Embattled Sports Minister Shane Ross will hold showdown talks with the Olympic Council of Ireland (OCI) tomorrow, having already refused to express confidence in its president, Pat Hickey.
Mr Ross yesterday cast doubt over the OCI's ability to conduct an independent investigation into the ticket-touting scandal that has resulted in the arrest of Irishman Kevin Mallon.
But the Irish Independent can reveal that the tensions between the Government and the OCI date back weeks before the Games began.
Sources say Mr Hickey was opposed to a decision by the Government to sign up to an anti-doping pledge that involves 18 other European countries.
A spokesman for Mr Hickey last night confirmed that he was opposed to the proposal from the Danish government.
"The OCI was made aware of the letter in question after it had been published and Pat Hickey expressed his opinion that it was not an official communication from the EU as it was not signed by all 28 members.
"This was the only engagement the OCI had with other stakeholders in Irish sport," the spokesman said, adding that the OCI "does not have the mandate to seek to influence other stakeholders in Irish sport on such matters of government".
Despite being told of the OCI president's opposition to the move, Minister of State at the Department of Sport Patrick O'Donovan signed up to it.
Well-placed sources have confirmed that Mr O'Donovan was warned by officials that such a move would "not go down well" with the OCI and in particular with Mr Hickey, who did not meet the minister when he arrived in Rio.
But last night, the Fine Gael minister said the Government was "fully committed to protecting the clean athlete" and that this position would not change.
"If someone has a problem with our position on doping, then tough, it will not be watered down," Mr O'Donovan told the Irish Independent.
He said he had a responsibility to be accountable to both the taxpayer and the Oireachtas, adding: "There can be no hiding in terms of doping."
The Government, he said, in conjunction with Sport Ireland, would initiate a post-Olympics summit involving European countries to discuss how to respond to doping in sport.
Asked if he had been told of Mr Hickey's opposition to signing the pledge, Mr O'Donovan said he did not wish to discuss "who said what to whom".
Meanwhile, Mr Ross yesterday declined to say whether Mr Hickey was "suitable or not suitable" for the role in light of the ticketing scandal.
But he again stopped short of initiating an independent investigation and said a "journalist" could potentially be placed on the OCI's investigation body.
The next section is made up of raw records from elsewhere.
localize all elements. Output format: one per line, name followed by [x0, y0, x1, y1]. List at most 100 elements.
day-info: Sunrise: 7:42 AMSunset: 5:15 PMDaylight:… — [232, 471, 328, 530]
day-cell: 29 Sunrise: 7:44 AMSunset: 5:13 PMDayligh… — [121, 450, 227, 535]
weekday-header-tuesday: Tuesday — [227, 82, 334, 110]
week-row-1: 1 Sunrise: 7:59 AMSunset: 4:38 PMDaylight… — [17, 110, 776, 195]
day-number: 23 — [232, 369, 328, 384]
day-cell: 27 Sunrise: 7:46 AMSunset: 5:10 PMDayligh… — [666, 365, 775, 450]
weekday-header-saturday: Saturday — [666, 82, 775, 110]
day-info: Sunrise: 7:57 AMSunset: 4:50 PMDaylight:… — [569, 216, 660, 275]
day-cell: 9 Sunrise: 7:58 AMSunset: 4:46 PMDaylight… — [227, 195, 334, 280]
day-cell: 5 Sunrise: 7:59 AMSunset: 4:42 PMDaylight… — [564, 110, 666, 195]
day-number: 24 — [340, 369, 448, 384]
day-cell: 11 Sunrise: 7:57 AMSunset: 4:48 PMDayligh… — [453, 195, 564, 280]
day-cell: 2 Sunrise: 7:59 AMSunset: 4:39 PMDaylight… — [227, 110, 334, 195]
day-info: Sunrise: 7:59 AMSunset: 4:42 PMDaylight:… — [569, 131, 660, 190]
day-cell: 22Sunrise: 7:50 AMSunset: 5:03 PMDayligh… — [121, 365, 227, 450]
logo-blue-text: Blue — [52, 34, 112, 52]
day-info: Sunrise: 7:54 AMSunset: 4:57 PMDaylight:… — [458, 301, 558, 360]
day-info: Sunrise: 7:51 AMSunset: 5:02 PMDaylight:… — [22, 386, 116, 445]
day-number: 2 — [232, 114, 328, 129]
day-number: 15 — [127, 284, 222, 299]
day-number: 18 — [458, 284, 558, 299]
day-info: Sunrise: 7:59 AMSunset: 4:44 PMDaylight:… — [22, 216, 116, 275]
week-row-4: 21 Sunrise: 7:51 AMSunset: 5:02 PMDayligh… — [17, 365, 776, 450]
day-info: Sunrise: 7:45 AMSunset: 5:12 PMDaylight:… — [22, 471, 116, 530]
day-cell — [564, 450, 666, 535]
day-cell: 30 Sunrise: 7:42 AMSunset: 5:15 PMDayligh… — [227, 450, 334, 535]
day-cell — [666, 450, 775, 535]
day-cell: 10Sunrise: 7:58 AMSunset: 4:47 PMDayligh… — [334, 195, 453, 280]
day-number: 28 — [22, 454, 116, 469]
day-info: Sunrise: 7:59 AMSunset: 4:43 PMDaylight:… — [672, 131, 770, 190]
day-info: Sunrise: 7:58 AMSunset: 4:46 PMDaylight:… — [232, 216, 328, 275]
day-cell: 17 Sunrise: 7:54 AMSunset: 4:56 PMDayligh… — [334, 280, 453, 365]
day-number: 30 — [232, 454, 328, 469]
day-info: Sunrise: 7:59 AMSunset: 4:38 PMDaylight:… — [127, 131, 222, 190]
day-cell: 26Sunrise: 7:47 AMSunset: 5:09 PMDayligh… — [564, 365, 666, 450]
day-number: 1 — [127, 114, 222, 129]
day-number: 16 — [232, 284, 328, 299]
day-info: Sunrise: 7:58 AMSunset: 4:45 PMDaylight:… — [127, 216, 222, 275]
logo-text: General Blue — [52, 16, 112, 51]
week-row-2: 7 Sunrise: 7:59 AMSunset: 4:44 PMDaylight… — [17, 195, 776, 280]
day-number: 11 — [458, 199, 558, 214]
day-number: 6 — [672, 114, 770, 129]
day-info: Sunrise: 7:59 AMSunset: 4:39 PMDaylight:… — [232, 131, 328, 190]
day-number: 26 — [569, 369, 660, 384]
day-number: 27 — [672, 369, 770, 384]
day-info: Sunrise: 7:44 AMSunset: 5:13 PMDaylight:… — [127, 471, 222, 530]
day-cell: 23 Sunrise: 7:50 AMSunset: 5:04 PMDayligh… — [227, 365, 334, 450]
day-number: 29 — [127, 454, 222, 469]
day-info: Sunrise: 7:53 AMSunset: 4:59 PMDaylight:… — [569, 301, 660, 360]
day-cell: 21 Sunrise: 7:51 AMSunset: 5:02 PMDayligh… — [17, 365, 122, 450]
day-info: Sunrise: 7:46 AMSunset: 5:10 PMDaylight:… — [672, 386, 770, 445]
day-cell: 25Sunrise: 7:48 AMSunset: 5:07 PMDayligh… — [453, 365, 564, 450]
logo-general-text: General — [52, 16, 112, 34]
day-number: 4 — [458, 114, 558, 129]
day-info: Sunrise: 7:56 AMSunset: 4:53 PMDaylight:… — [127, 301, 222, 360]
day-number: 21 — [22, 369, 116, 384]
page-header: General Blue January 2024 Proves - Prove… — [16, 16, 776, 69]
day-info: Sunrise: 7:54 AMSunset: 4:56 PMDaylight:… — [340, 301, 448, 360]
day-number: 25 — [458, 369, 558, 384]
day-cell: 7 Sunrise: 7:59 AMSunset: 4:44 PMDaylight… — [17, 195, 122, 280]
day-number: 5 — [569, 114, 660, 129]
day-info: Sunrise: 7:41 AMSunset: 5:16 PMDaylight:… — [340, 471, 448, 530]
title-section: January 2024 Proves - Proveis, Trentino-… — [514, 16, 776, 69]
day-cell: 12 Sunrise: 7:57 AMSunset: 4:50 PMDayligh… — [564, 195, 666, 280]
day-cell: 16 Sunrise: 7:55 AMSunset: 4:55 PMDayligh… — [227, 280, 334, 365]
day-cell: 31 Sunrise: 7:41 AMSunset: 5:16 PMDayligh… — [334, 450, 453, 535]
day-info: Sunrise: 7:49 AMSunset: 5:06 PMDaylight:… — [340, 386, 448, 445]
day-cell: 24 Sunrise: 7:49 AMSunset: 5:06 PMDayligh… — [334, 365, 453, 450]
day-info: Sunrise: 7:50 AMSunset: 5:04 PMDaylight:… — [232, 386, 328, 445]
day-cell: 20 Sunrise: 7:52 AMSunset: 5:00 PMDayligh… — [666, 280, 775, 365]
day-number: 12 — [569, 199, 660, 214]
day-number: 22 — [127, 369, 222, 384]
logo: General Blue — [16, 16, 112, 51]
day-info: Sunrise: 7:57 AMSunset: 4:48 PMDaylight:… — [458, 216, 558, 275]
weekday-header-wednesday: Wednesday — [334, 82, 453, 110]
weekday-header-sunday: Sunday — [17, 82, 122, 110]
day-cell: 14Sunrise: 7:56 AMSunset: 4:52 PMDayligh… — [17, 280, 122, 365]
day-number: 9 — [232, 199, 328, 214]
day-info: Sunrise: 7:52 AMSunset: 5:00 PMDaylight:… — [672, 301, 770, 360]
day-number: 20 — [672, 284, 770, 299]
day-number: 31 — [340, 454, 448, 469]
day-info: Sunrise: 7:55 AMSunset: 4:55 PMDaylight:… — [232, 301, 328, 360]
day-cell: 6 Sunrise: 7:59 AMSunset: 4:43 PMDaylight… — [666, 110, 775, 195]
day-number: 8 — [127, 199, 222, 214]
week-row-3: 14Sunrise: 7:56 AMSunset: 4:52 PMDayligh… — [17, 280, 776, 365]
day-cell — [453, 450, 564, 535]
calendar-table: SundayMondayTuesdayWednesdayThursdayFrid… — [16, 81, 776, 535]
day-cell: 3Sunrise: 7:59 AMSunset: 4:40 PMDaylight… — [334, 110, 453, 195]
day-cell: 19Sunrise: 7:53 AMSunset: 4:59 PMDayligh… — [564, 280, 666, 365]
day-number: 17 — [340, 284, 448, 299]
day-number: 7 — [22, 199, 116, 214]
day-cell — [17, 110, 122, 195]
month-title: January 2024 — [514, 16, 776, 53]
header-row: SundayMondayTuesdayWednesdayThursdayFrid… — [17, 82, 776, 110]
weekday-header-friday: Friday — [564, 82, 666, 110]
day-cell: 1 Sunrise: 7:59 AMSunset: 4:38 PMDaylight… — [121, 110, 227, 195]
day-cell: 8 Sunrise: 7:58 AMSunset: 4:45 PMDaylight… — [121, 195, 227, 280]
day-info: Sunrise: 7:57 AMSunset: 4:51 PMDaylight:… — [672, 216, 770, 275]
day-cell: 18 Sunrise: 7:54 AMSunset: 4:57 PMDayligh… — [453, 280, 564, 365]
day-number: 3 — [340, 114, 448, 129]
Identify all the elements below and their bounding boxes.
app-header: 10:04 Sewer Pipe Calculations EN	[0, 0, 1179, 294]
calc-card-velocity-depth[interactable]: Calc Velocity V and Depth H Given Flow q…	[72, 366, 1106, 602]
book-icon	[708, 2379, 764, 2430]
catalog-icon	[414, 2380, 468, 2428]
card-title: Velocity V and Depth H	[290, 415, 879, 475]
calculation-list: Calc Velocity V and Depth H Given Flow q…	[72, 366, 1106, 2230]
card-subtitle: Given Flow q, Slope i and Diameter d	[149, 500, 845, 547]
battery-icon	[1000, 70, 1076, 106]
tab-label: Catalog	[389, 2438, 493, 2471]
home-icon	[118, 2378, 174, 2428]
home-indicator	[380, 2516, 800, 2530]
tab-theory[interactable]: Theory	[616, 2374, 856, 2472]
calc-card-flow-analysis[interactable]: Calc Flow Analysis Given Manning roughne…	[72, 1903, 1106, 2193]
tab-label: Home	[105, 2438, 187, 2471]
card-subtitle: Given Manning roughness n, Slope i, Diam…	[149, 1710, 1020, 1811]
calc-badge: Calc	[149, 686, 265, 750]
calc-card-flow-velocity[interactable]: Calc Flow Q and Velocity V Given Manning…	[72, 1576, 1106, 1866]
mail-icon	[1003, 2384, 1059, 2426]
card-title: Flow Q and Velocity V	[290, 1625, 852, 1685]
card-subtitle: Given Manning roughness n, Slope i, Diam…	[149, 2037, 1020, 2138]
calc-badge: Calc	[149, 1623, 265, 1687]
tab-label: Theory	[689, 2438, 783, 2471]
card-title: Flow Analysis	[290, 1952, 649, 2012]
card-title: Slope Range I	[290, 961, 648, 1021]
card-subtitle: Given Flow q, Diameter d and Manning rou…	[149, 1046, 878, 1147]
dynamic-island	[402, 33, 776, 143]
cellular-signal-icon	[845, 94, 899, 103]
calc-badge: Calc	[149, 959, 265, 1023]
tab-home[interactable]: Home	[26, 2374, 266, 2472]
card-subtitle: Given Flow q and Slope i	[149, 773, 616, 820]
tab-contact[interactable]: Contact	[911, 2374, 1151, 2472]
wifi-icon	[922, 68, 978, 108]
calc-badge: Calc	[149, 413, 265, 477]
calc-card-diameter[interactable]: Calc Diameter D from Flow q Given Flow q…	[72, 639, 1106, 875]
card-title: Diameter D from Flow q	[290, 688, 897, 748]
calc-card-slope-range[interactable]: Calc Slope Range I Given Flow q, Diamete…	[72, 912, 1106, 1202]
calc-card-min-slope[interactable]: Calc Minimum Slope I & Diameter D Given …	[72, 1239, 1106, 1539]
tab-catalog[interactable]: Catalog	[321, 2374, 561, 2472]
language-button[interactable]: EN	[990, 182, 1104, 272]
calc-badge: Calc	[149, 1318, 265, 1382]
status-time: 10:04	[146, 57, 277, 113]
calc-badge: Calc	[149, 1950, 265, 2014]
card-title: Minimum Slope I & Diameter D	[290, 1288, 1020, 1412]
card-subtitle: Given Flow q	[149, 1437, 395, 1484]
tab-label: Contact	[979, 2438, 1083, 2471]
Read More: Three-man OCI team is set to investigate
Such is the level of farce, it has also emerged that the Irish ambassador to Brazil, Brian Glynn, did not get accreditation to the Games because he was not in the company of either the Taoiseach or the President.
An OCI spokesman said this was in accordance with rules laid down by the International Olympics Committee.
Separately yesterday, PRO 10 Sport - the company at the centre of the controversy - said it had fully complied with the authorities. A spokesman for the company said the tickets held by Mr Mallon were to be "made available simply for collection by Irish and other European customers" in Rio.